Governance, especially experimental governance, requires a great deal of social and political trust among partisans. And that trust simply does not exist between Democrats in Congress and Republicans on the Supreme Court.
It’s possible to design a system where the justices would rule on the constitutionality of remote voting from behind a veil of ignorance regarding which party might benefit from their decision — and several states have.
Many states permit their highest court to issue “advisory opinions” — meaning that the justices can rule on a particular issue before a live controversy arises between two parties.

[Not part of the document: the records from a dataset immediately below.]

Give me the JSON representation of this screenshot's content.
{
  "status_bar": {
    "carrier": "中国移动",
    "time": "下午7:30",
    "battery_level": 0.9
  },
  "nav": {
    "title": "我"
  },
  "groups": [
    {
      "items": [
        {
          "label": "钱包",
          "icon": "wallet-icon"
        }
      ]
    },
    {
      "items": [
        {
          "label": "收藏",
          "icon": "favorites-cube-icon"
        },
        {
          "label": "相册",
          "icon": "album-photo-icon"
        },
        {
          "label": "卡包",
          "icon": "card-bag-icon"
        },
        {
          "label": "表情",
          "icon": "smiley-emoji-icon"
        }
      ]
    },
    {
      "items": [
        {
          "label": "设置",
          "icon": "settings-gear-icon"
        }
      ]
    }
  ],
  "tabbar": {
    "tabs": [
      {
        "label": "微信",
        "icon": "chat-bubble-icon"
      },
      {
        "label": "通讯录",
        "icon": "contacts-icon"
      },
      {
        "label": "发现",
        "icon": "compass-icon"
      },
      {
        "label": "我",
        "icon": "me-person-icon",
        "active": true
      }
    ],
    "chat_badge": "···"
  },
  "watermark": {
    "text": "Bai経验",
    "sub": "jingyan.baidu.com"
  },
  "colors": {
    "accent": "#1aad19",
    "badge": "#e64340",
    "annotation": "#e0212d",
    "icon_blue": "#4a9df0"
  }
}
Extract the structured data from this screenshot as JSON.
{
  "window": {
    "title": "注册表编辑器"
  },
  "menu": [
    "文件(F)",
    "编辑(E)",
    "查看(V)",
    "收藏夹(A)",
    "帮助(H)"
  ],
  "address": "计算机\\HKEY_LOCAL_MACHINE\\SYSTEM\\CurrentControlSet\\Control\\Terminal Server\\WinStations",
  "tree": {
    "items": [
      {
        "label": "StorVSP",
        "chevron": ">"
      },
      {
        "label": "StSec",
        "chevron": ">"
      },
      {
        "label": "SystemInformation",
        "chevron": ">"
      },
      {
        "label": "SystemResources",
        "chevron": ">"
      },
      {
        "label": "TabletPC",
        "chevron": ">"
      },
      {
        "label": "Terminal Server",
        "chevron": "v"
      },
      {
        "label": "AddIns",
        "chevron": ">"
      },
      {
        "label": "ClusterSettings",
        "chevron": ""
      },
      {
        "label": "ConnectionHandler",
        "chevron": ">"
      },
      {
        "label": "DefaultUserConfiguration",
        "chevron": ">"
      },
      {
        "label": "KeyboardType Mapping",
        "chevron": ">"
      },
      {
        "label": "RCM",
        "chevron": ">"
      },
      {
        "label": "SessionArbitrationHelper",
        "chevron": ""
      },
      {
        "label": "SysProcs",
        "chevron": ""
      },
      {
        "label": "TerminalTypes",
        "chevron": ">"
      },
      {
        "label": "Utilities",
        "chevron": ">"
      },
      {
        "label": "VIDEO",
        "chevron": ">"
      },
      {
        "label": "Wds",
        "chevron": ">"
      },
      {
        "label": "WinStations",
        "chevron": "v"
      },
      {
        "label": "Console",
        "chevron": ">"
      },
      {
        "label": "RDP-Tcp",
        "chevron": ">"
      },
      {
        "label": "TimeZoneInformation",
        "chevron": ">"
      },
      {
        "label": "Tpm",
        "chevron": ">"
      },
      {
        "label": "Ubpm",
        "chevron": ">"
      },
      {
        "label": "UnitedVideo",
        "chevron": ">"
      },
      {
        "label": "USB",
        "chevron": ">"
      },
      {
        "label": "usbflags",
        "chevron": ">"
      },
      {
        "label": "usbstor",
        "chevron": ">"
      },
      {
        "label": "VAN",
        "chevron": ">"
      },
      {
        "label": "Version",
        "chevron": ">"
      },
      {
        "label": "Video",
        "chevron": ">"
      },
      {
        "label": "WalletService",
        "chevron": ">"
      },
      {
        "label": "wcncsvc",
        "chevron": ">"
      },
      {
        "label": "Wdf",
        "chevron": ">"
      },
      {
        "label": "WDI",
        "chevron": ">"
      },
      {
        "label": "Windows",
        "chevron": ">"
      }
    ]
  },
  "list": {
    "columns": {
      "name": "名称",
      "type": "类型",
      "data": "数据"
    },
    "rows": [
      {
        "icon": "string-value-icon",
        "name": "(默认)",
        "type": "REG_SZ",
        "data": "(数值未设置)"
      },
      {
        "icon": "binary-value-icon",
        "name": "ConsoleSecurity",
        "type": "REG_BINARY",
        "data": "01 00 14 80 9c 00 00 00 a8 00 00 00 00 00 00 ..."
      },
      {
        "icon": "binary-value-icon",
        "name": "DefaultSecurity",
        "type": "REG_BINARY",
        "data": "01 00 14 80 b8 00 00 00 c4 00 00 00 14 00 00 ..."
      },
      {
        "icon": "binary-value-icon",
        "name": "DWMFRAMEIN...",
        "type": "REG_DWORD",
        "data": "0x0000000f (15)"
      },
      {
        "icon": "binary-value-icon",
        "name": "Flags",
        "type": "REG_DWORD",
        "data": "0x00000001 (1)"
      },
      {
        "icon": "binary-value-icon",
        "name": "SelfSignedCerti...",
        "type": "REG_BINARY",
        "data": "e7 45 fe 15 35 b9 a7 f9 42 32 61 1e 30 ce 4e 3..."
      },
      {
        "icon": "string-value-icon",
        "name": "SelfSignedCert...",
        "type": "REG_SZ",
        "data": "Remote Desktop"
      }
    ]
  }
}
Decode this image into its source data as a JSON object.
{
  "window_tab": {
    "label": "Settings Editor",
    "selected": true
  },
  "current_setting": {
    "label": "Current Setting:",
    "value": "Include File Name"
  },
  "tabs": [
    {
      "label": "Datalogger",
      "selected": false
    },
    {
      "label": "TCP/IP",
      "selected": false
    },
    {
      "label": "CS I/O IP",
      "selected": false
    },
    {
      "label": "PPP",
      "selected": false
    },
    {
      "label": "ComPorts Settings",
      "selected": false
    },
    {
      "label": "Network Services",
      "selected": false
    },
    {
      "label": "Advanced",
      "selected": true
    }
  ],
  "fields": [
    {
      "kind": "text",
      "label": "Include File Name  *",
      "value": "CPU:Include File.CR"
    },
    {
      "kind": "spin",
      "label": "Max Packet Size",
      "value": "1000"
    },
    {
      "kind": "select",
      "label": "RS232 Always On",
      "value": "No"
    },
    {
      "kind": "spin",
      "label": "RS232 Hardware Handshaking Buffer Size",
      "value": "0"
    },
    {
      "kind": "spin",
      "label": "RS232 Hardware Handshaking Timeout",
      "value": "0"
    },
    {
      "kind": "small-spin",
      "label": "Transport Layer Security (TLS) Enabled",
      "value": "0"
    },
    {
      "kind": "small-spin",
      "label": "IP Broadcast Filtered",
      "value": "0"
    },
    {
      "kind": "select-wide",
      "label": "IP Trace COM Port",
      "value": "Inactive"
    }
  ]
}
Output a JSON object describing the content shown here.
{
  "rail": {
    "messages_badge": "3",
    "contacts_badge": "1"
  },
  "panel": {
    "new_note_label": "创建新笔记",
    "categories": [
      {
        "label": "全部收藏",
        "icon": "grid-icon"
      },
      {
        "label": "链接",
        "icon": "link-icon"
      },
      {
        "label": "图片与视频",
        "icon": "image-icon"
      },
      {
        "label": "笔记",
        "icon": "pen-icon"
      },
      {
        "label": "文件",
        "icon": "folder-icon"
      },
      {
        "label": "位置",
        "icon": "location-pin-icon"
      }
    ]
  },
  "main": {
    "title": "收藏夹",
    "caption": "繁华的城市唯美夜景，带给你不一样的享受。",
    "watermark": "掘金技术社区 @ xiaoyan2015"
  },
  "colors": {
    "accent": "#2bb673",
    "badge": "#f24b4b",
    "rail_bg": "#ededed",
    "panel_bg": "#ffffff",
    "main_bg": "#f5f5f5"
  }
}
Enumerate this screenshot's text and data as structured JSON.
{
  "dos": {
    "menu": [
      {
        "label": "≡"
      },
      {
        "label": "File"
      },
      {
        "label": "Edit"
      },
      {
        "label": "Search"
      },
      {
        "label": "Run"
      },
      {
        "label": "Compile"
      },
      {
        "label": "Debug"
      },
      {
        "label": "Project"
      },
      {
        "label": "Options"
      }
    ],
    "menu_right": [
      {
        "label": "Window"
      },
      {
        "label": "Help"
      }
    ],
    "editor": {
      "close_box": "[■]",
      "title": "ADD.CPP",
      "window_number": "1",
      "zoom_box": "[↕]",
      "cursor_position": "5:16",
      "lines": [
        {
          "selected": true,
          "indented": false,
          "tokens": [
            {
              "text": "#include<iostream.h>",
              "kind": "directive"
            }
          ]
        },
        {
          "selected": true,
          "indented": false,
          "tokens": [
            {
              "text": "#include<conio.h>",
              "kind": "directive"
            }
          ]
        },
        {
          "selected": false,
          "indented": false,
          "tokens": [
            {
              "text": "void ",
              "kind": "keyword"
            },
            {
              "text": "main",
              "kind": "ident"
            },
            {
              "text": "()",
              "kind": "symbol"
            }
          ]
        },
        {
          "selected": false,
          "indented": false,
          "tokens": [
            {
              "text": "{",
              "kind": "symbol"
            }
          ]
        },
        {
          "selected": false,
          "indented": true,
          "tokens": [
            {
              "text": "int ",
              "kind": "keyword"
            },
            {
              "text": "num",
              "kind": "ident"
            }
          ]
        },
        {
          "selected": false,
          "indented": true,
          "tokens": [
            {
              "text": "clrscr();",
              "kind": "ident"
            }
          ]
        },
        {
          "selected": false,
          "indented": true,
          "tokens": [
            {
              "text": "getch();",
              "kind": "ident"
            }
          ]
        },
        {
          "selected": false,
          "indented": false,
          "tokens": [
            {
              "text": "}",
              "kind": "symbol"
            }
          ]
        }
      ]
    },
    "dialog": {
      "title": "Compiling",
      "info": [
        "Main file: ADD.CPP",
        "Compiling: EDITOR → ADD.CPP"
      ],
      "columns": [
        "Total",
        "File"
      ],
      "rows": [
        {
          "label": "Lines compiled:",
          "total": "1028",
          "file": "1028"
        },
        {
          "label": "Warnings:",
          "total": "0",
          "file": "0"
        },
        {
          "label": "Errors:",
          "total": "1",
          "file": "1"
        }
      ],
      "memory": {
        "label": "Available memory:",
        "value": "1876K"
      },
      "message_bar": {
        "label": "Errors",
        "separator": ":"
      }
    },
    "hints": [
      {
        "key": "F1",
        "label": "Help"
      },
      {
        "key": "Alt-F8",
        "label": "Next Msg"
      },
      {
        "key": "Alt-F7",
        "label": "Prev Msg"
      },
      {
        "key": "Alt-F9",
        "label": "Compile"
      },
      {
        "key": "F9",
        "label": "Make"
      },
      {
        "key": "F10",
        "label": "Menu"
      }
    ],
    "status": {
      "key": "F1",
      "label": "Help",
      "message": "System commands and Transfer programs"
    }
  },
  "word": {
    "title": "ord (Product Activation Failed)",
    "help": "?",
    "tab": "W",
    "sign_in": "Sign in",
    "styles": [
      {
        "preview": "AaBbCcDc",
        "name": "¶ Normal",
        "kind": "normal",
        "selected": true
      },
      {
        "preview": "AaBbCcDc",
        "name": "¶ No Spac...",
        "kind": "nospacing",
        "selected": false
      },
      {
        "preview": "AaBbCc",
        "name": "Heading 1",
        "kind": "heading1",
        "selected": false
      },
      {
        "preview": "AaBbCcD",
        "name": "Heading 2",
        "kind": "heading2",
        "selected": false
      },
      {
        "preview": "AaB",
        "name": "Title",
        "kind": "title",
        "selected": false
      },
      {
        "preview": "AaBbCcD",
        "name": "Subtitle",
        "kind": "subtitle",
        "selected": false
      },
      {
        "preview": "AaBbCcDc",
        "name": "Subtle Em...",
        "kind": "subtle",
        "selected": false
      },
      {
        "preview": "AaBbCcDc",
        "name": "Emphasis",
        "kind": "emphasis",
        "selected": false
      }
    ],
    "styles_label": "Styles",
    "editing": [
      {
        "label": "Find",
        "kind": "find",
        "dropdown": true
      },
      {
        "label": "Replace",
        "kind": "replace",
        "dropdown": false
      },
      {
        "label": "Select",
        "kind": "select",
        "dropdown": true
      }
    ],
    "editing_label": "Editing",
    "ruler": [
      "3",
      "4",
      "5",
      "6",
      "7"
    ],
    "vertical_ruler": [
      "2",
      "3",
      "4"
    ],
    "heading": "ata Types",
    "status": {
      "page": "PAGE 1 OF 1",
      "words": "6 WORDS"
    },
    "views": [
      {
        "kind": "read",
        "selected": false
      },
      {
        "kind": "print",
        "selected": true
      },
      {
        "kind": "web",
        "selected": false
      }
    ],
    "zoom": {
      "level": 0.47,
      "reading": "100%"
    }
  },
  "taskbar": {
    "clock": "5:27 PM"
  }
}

In Massachusetts, for example, “each branch of the legislature, as well as the governor or the council, shall have authority to require the opinions of the justices of the supreme judicial court, upon important questions of law, and upon solemn occasions.”
If the Massachusetts legislature wished to adopt remote voting, it could ask the state’s supreme judicial court for a ruling on whether remote voting is constitutional — and the justices would rule on its constitutionality before they were considering a specific legal provision that one party supports and the other opposes.
But federal advisory opinions are currently unconstitutional, so there would need to be a constitutional amendment to permit them. And there are good reasons why there should be strict limits on the Supreme Court’s ability to issue such opinions, lest a Republican president collude with a Republican Supreme Court to strike down a bevy of laws.
In the absence of such advisory opinions, however, remote voting faces an uncertain future. At least in the House, it’s not happening without Democratic buy-in. And that requires Democrats to potentially place the fate of coronavirus relief legislation in a Republican Court’s hands.